I'm suddenly aware that we're surrounded by windows, and who knows who might be looking in right now. This may be my reality, but I don't want it to be anyone else's show.

"Close the curtains," I gasp.

Josh moves to the window, yanks the curtains closed. He's back at my side.

"Julia, I had no idea how strong I was, I just—" His hands brush my shoulders, touch my hair, stroke my arm, like I'm a pile of scattered dust he's desperately trying to sweep back together.

I'm crying now, eyes still squeezed shut, tears oozing out. I can't even look at Josh. I don't want this to have happened. I want to go back to a life in which this hasn't happened.
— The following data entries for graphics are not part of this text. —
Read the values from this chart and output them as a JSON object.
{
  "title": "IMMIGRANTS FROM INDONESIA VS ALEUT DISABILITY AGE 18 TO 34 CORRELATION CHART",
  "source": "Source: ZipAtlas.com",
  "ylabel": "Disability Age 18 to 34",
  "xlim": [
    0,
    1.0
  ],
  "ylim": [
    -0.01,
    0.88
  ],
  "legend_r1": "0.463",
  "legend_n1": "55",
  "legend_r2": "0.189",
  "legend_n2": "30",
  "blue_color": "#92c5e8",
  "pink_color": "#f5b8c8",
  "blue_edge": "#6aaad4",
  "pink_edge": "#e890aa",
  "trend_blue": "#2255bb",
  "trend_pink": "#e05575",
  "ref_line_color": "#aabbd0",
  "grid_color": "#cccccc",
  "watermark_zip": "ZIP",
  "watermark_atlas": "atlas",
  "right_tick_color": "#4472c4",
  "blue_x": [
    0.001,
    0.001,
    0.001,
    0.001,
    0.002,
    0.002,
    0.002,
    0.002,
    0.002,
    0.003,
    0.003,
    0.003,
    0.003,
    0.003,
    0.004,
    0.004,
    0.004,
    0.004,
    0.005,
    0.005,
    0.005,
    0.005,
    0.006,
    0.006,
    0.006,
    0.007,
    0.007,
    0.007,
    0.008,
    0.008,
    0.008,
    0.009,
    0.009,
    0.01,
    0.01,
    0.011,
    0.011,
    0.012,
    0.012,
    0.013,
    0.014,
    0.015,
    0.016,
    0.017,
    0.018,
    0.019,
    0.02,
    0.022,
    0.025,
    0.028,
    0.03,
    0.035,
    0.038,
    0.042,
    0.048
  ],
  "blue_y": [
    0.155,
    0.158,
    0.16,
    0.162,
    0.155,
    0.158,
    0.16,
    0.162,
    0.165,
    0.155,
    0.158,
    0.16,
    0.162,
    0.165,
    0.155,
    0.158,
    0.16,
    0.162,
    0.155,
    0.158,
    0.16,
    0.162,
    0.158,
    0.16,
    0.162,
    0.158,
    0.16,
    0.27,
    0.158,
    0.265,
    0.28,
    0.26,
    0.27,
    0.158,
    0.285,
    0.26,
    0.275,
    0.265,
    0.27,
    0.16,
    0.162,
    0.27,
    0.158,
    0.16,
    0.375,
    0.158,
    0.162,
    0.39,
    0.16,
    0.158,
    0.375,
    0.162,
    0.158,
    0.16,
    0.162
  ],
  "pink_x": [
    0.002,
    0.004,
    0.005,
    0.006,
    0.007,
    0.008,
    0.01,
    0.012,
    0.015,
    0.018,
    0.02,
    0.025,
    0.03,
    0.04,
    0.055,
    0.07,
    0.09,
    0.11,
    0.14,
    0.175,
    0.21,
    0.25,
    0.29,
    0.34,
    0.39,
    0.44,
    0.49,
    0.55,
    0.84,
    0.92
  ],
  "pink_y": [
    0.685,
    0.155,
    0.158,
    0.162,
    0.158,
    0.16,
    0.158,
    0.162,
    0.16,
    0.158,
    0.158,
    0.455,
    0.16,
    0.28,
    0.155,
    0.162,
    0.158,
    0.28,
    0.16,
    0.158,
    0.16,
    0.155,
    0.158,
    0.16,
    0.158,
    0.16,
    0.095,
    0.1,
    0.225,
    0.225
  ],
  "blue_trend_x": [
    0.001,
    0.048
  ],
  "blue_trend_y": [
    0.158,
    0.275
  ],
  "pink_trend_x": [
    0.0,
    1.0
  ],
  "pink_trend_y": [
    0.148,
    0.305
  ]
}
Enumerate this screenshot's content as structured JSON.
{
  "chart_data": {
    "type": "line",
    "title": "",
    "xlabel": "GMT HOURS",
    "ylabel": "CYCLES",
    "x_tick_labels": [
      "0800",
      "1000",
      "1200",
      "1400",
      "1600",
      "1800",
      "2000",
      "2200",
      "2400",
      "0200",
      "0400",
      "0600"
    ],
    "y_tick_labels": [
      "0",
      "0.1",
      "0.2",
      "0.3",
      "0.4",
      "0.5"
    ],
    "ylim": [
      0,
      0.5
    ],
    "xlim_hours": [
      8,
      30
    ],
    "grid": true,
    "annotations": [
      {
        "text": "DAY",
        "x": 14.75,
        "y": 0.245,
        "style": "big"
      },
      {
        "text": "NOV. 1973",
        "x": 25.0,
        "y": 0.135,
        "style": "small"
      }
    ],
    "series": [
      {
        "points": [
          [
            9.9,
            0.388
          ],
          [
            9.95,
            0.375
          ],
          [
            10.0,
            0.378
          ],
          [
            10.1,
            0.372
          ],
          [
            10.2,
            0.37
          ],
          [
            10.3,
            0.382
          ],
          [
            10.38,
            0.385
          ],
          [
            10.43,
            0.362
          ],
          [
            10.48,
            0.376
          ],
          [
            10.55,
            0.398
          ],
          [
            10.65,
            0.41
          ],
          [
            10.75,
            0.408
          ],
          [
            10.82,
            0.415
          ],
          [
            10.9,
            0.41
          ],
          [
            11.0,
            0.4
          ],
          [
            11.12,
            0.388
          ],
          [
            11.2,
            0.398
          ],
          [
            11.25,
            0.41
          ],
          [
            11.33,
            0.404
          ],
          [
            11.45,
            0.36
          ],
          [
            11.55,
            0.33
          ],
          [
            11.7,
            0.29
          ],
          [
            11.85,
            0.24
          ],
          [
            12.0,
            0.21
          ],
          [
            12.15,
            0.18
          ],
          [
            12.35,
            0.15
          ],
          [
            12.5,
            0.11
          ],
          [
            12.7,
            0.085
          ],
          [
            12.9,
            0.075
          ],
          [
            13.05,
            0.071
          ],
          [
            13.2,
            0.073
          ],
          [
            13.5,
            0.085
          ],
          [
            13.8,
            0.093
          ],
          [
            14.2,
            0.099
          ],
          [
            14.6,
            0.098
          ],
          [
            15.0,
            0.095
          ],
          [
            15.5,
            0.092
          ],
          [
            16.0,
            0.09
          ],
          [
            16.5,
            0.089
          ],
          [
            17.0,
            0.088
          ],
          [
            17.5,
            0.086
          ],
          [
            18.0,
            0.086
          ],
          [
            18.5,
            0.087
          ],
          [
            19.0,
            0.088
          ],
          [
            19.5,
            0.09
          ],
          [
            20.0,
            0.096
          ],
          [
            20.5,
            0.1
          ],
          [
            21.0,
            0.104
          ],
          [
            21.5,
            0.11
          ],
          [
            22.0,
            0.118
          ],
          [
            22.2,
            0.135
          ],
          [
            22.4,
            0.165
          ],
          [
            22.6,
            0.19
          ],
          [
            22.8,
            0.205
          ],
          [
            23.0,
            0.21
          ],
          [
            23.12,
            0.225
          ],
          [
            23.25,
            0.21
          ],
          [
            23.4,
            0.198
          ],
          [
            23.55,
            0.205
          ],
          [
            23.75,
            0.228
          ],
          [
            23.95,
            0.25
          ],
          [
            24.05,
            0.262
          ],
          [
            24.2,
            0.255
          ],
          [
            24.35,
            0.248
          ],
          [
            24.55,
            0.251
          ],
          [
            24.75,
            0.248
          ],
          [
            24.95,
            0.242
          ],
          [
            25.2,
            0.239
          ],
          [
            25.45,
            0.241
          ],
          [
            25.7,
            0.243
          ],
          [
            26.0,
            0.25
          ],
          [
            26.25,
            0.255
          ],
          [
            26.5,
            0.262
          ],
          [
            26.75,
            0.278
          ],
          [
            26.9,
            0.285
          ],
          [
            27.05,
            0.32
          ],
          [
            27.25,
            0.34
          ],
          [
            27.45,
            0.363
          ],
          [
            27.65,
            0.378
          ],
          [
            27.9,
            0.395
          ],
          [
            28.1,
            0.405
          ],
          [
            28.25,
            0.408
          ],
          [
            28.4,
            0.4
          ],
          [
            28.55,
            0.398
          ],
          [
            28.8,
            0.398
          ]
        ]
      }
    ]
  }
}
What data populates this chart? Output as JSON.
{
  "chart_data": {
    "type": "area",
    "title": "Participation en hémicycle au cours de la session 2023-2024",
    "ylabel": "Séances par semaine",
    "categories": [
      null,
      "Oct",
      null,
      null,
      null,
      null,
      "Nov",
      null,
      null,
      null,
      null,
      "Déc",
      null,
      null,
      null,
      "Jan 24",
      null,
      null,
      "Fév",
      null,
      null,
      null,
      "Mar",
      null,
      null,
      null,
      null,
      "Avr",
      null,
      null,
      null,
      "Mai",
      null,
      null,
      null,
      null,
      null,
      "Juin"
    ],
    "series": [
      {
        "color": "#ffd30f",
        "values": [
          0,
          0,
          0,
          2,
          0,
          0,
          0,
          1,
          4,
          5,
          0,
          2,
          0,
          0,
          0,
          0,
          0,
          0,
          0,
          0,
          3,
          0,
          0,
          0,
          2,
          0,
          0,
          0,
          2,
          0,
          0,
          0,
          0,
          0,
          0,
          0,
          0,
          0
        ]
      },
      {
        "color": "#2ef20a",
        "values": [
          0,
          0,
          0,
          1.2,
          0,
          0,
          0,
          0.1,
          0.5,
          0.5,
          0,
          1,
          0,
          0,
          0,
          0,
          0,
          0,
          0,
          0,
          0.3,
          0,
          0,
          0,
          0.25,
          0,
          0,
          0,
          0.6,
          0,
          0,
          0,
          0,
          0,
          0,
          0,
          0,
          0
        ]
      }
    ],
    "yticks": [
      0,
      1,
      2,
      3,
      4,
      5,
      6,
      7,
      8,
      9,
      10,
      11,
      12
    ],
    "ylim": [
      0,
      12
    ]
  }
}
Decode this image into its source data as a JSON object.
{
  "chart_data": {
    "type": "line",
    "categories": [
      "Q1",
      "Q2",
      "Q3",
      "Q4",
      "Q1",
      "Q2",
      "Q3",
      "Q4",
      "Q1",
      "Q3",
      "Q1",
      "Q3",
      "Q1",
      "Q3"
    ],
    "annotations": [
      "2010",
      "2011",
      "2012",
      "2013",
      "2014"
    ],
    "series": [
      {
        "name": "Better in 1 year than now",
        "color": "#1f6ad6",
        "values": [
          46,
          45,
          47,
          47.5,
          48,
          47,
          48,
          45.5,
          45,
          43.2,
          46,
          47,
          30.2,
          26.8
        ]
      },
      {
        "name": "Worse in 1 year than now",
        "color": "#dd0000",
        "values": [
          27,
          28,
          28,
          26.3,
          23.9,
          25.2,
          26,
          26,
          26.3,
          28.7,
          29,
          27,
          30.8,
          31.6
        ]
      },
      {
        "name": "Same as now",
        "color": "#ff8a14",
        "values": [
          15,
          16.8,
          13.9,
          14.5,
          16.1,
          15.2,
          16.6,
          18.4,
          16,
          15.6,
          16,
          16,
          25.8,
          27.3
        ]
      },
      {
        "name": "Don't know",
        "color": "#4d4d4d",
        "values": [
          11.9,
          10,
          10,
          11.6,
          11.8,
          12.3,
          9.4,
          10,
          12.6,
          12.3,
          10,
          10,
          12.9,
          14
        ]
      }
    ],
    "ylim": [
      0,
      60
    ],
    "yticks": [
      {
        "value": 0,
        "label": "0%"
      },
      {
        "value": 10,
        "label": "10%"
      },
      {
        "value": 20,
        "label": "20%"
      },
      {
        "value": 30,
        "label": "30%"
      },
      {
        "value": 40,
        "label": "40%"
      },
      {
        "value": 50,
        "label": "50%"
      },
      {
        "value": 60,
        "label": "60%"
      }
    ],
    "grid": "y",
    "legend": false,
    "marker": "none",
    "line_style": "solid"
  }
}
"It was an accident." His voice is pleading. "Julia, it was an accident. I'm sorry. Please just look at me. Please be okay. I didn't mean to—it was an accident, I swear."

Opening my eyes is the hardest thing I've done in my life. Harder than giving birth.

Josh's face is pale, his eyes devastated.

I remember Cam's words. Power in no. Do I have a choice, though? If I leave Josh, I could lose not just the only purpose I've ever had, but my new baby, who's sleeping upstairs, helpless and trusting.

The next words I say will make or break us.

"I know," I lie, reaching forward, grasping Josh's forearm even as the tears course down my cheeks and I pray my spine hasn't somehow snapped. It feels like it has. "I know it was an accident, Josh."

I say this not because I'm afraid of him right now.

I'm not.

I say it because it has to be the truth. I need to pour this honey in the gaping cut he's opened, so it doesn't infect and kill me. Doesn't kill our family, the only thing I have in this world.

Fuck fantasy, reality, choice, and all my vague philosophical musings. I had no idea. No idea at all. There's a raw need inside me, opening like a hungry wound, strong and furious. Right now, I need this lie, and it will only hold us together if I choose to believe it.

Just like the moment during the proposal, there's a millisecond. Where I've been and where I could go, spooling between the ticks of Josh's watch. Two paths diverging, my feet poised at the crux. And then—

Yes, I say, with all the ragged desire in my heart. I believe.